展覧会の紹介2010-02
自然@美術
小杉放菴の自然へのいつくしみ
2010年6月5日(土)~2010年7月19日(日)
会場
小杉放菴記念日光美術館
休館日
会期中無休
開館時間
午前9時30分~午後5時(入館は午後4時30分まで)
入館料
一般700(630)円、大高生500(450)円、中学生以下は無料
()内は20名以上の団体割引料金
主催
財団法人 小杉放菴記念日光美術館/日光市/日光市教育委員会
下野新聞社
趣旨
開館以来、小杉放菴記念日光美術館の
所蔵コレクションの中核を担っているのは、
1992(平成4)年に、小杉放菴の長男で
早稲田大学名誉教授であった
故・小杉一雄氏より旧・日光市へ
寄贈された、約1200点にもおよぶ
「小杉放菴の寫生画」です。
寄贈にあたって小杉一雄氏は、
「絵は『絵かき』という木に咲いた
花のようなもの」であり、
「小杉放菴の寫生画」は
「すべて本絵の花鳥画の基盤」であると
述べられました。
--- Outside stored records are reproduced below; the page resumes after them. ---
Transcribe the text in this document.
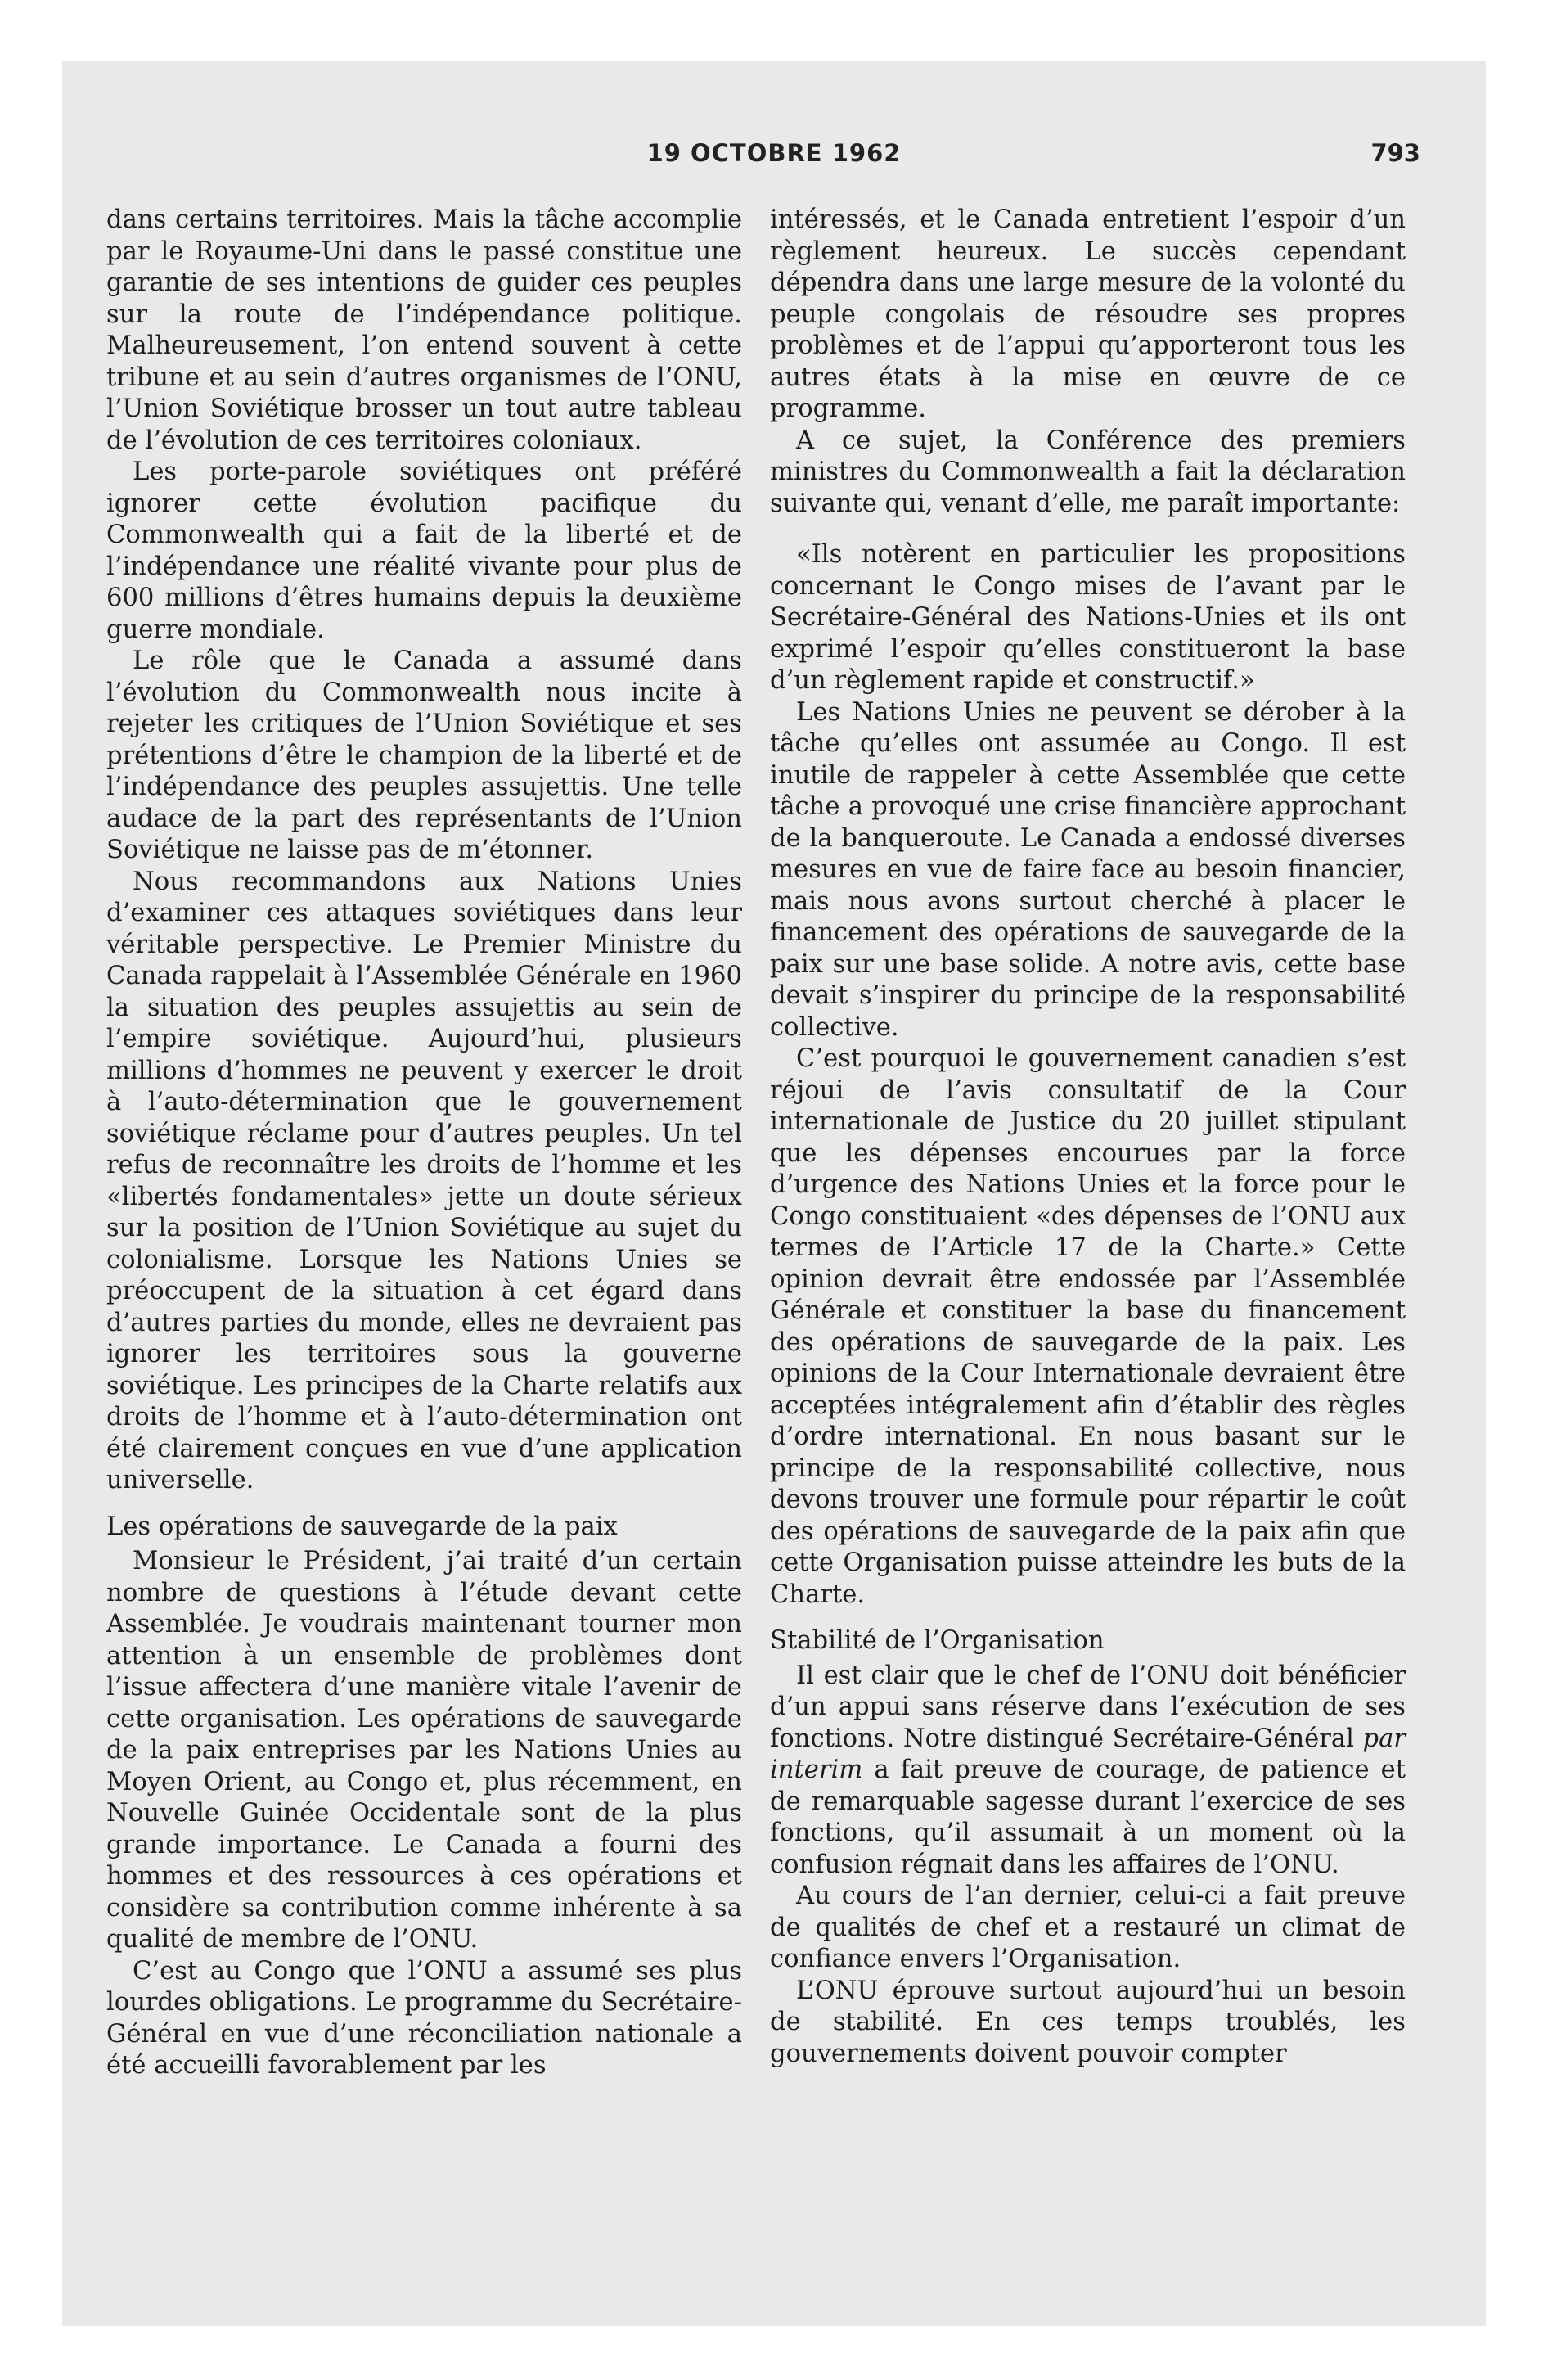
19 OCTOBRE 1962	793

dans certains territoires. Mais la tâche accomplie par le Royaume-Uni dans le passé constitue une garantie de ses intentions de guider ces peuples sur la route de l’indépendance politique. Malheureusement, l’on entend souvent à cette tribune et au sein d’autres organismes de l’ONU, l’Union Soviétique brosser un tout autre tableau de l’évolution de ces territoires coloniaux.

Les porte-parole soviétiques ont préféré ignorer cette évolution pacifique du Commonwealth qui a fait de la liberté et de l’indépendance une réalité vivante pour plus de 600 millions d’êtres humains depuis la deuxième guerre mondiale.

Le rôle que le Canada a assumé dans l’évolution du Commonwealth nous incite à rejeter les critiques de l’Union Soviétique et ses prétentions d’être le champion de la liberté et de l’indépendance des peuples assujettis. Une telle audace de la part des représentants de l’Union Soviétique ne laisse pas de m’étonner.

Nous recommandons aux Nations Unies d’examiner ces attaques soviétiques dans leur véritable perspective. Le Premier Ministre du Canada rappelait à l’Assemblée Générale en 1960 la situation des peuples assujettis au sein de l’empire soviétique. Aujourd’hui, plusieurs millions d’hommes ne peuvent y exercer le droit à l’auto-détermination que le gouvernement soviétique réclame pour d’autres peuples. Un tel refus de reconnaître les droits de l’homme et les «libertés fondamentales» jette un doute sérieux sur la position de l’Union Soviétique au sujet du colonialisme. Lorsque les Nations Unies se préoccupent de la situation à cet égard dans d’autres parties du monde, elles ne devraient pas ignorer les territoires sous la gouverne soviétique. Les principes de la Charte relatifs aux droits de l’homme et à l’auto-détermination ont été clairement conçues en vue d’une application universelle.

Les opérations de sauvegarde de la paix

Monsieur le Président, j’ai traité d’un certain nombre de questions à l’étude devant cette Assemblée. Je voudrais maintenant tourner mon attention à un ensemble de problèmes dont l’issue affectera d’une manière vitale l’avenir de cette organisation. Les opérations de sauvegarde de la paix entreprises par les Nations Unies au Moyen Orient, au Congo et, plus récemment, en Nouvelle Guinée Occidentale sont de la plus grande importance. Le Canada a fourni des hommes et des ressources à ces opérations et considère sa contribution comme inhérente à sa qualité de membre de l’ONU.

C’est au Congo que l’ONU a assumé ses plus lourdes obligations. Le programme du Secrétaire-Général en vue d’une réconciliation nationale a été accueilli favorablement par les

intéressés, et le Canada entretient l’espoir d’un règlement heureux. Le succès cependant dépendra dans une large mesure de la volonté du peuple congolais de résoudre ses propres problèmes et de l’appui qu’apporteront tous les autres états à la mise en œuvre de ce programme.

A ce sujet, la Conférence des premiers ministres du Commonwealth a fait la déclaration suivante qui, venant d’elle, me paraît importante:

«Ils notèrent en particulier les propositions concernant le Congo mises de l’avant par le Secrétaire-Général des Nations-Unies et ils ont exprimé l’espoir qu’elles constitueront la base d’un règlement rapide et constructif.»

Les Nations Unies ne peuvent se dérober à la tâche qu’elles ont assumée au Congo. Il est inutile de rappeler à cette Assemblée que cette tâche a provoqué une crise financière approchant de la banqueroute. Le Canada a endossé diverses mesures en vue de faire face au besoin financier, mais nous avons surtout cherché à placer le financement des opérations de sauvegarde de la paix sur une base solide. A notre avis, cette base devait s’inspirer du principe de la responsabilité collective.

C’est pourquoi le gouvernement canadien s’est réjoui de l’avis consultatif de la Cour internationale de Justice du 20 juillet stipulant que les dépenses encourues par la force d’urgence des Nations Unies et la force pour le Congo constituaient «des dépenses de l’ONU aux termes de l’Article 17 de la Charte.» Cette opinion devrait être endossée par l’Assemblée Générale et constituer la base du financement des opérations de sauvegarde de la paix. Les opinions de la Cour Internationale devraient être acceptées intégralement afin d’établir des règles d’ordre international. En nous basant sur le principe de la responsabilité collective, nous devons trouver une formule pour répartir le coût des opérations de sauvegarde de la paix afin que cette Organisation puisse atteindre les buts de la Charte.

Stabilité de l’Organisation

Il est clair que le chef de l’ONU doit bénéficier d’un appui sans réserve dans l’exécution de ses fonctions. Notre distingué Secrétaire-Général par interim a fait preuve de courage, de patience et de remarquable sagesse durant l’exercice de ses fonctions, qu’il assumait à un moment où la confusion régnait dans les affaires de l’ONU.

Au cours de l’an dernier, celui-ci a fait preuve de qualités de chef et a restauré un climat de confiance envers l’Organisation.

L’ONU éprouve surtout aujourd’hui un besoin de stabilité. En ces temps troublés, les gouvernements doivent pouvoir compter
すなわち、
小杉放菴という一本の大木に咲いた
華麗な花が、あの絢爛で華やかな
花鳥画であり、その根にあたるのが
「寫生画」ということです。
近年、画家の創造活動の源泉にさかのぼる
過程として、スケッチや素描についての
一般的な関心が高まっており、
「小杉放菴の寫生画」についても、
その細部にまで行き届いた観察眼の鋭さや
デッサンの正確さ、繊細でありながら
メリハリが効いた線描の技術など、
美術作品として、第一級の価値を認めるべき
ものであると多くの美術関係者たちから
評価されてきました。と同時に、
その優れたデッサン力は、描かれた動植物の
生態についても余すところなく伝えており、
日光の地で生まれ育った小杉放菴の
自然に対する感覚が、一体、
どのようなものであったのかということを
理解するための、一つの材料にも
なり得るでしょう。
このたびの展覧会では、野鳥や植物などの
研究家の方たちに協力をお願いし、
当館が所蔵している「小杉放菴の寫生画」に
ついて、動植物の生態面から
検証を行なってみたいと考えています。